Going slow to move fast: Redefining learning and success for Indigenous students
Mount Boucherie Secondary School, a public secondary school in the Central Okanagan School District in British Columbia, has increased its Indigenous student graduation rate from 61% in 2011 to 78% in 2016. Their approach to Indigenous student success may offer a way forward on what has been an intractable problem in schools across Canada – Indigenous student success.
For over 15 years, British Columbia’s Ministry of Education has supported the development of Aboriginal Education Enhancement Agreements between school districts, local Aboriginal communities, and the Ministry of Education, in order to both increase student success among Indigenous students and bring Indigenous learning to all students. As part of this initiative, Mount Bouchier Secondary School partnered with the local Indigenous community to design a 20 credit academic program, The Academy for Indigenous Studies. The program was initially targeted at the school’s most at-risk Indigenous students, but is now open to both Indigenous and non-Indigenous students.
The Academy for Indigenous Studies is a learning community that includes Indigenous teachers, Aboriginal Advocates, and Aboriginal Tutors. It explores Indigenous worldviews, contemporary Indigenous issues, Okanagan language and arts, and issues within the community. The course program is integrated into the local community and reflects the community’s interests and needs. It is coordinated by an Indigenous educator and delivered in partnership with the school and the local community.
The Academy for Indigenous Studies has successfully redefined the way students learn, what they learn, and how success is defined, to better reflect their identity and their community’s needs, interests, and issues. A number of factors appear to be critical to the program’s success:
- The program is coordinated by an Indigenous education leader, and involves Indigenous community members and elders in central roles within the program delivery.
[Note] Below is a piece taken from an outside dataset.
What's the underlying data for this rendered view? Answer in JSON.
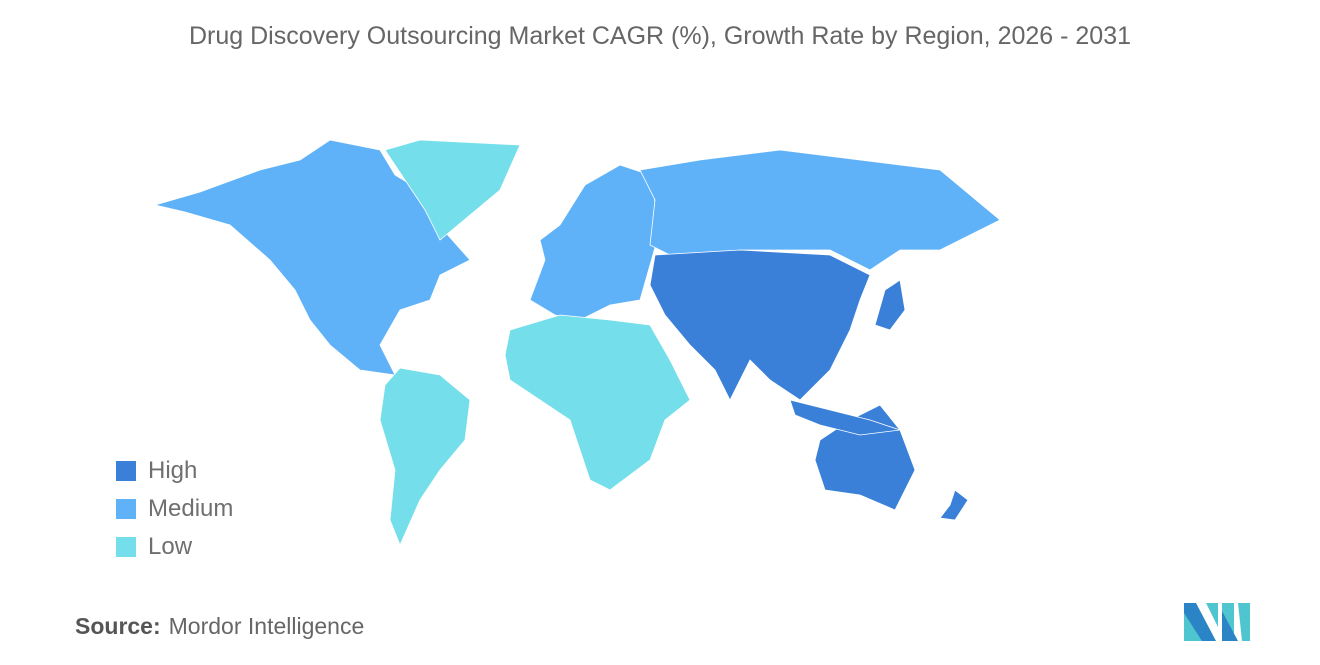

- The school co-designs the learning with the local Indigenous community.
- Formal learning within the program occurs experientially, both within the school and in the wider community.
- As part of the formal learning, students work as partners on important community issues.
- The program includes both a pan-Canadian Indigenous world view and a local Indigenous perspective within the curriculum.
However, as André Rebeiz advises in his report on the initiative, this approach takes time and careful collaboration:
“Central Okanagan district leaders often cite the need to “go slow to move fast”: playing the long game to build trust-based relationships with First Nations communities, consult, evaluate what works, and prioritize initiatives strategically in areas where the impact will be greatest.”